Excessive profits are being made at the PRS and exploiting people who are in desperate housing need.”

“There is nothing wrong with them (rent controls),” he said. “It seems to me a reasonable way of preventing excessive profits being made at the PRS and exploiting people who are in desperate housing need.

Ben Beadle, CEO NRLA

“Is it good, is it right that so many people sleep rough? Don’t people have a right to a roof over their head?”

For balance, the BBC also interviewed NRLA boss, Ben Beadle, who warned that the reforms in the Renters’ Rights Bill must be fair to both renters and landlords and that, although landlords weren’t against change, or the banning of Section 21 notices, many were losing confidence in the sector.


One Comment

  1. If he says landlords are making excessive profits, then Corbyn must have some idea of what profits are acceptable, to him, but he does not say and the BBC did not ask. Looking at the figures on a letting we have just completed, 67% of rent goes on expenses, and 88% of total expenses are mortgage interest. So who gets the 33% of the rent that is left? 25% is taken by the State, leaving just 8% for the landlord. That is an effective tax rate of 76% (thanks to Progressive Chancellor George Osborne) and a return on equity of 1.8%. It turns out that the State, not the landlord, is doing the exploiting.
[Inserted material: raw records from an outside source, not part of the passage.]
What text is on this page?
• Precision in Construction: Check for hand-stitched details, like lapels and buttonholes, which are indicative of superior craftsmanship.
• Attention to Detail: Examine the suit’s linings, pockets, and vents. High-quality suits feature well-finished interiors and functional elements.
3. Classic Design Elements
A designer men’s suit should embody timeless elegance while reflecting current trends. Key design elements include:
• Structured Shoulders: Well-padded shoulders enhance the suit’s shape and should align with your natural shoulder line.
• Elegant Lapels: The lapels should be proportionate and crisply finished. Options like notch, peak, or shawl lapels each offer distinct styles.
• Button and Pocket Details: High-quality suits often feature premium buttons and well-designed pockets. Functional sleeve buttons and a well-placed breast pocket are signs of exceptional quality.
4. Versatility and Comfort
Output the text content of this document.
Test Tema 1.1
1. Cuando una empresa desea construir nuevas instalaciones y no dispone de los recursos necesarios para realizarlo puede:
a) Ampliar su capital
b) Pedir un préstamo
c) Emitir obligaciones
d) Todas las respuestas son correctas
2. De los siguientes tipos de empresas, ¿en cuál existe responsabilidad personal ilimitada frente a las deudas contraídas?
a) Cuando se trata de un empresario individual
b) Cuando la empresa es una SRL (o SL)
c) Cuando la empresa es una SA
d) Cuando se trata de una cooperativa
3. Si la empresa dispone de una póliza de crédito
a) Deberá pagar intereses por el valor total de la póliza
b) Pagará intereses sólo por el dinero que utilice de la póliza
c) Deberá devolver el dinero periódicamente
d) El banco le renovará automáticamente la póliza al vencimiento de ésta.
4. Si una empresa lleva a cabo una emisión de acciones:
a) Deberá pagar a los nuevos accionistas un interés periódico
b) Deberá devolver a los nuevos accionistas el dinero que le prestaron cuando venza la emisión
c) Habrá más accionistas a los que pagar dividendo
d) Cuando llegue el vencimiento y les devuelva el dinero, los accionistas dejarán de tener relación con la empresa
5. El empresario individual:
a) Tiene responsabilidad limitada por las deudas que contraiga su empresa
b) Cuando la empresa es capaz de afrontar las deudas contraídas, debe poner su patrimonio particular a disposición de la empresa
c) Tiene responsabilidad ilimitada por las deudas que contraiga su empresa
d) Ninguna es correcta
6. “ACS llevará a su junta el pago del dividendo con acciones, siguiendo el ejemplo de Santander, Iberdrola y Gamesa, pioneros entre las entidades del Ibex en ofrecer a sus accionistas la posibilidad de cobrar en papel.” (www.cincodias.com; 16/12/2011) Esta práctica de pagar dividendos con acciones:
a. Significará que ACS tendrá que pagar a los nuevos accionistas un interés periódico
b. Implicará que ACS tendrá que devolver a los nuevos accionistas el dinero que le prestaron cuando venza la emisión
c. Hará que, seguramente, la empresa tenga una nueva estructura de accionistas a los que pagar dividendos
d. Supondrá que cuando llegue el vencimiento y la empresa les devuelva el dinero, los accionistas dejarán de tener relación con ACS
    You can get three times that return, a 5.6% yield, on Sainsbury’s shares, and you won’t get called up in the evening by customers asking you to fix things. After all, if housing is a human right, as the lobby groups proclaim, is not food also a human right, and shouldn’t we denounce the big supermarkets for their profiteering, as they lift our food costs faster than rents? To paraphrase Corbyn, food price controls would be “a reasonable way of preventing excessive profits being made by big grocers and exploiting hungry people who are in desperate need of food”. How would billionaire Labour donor Lord Sainsbury react to that? I suspect Farage’s Reform would swiftly gain a new funder.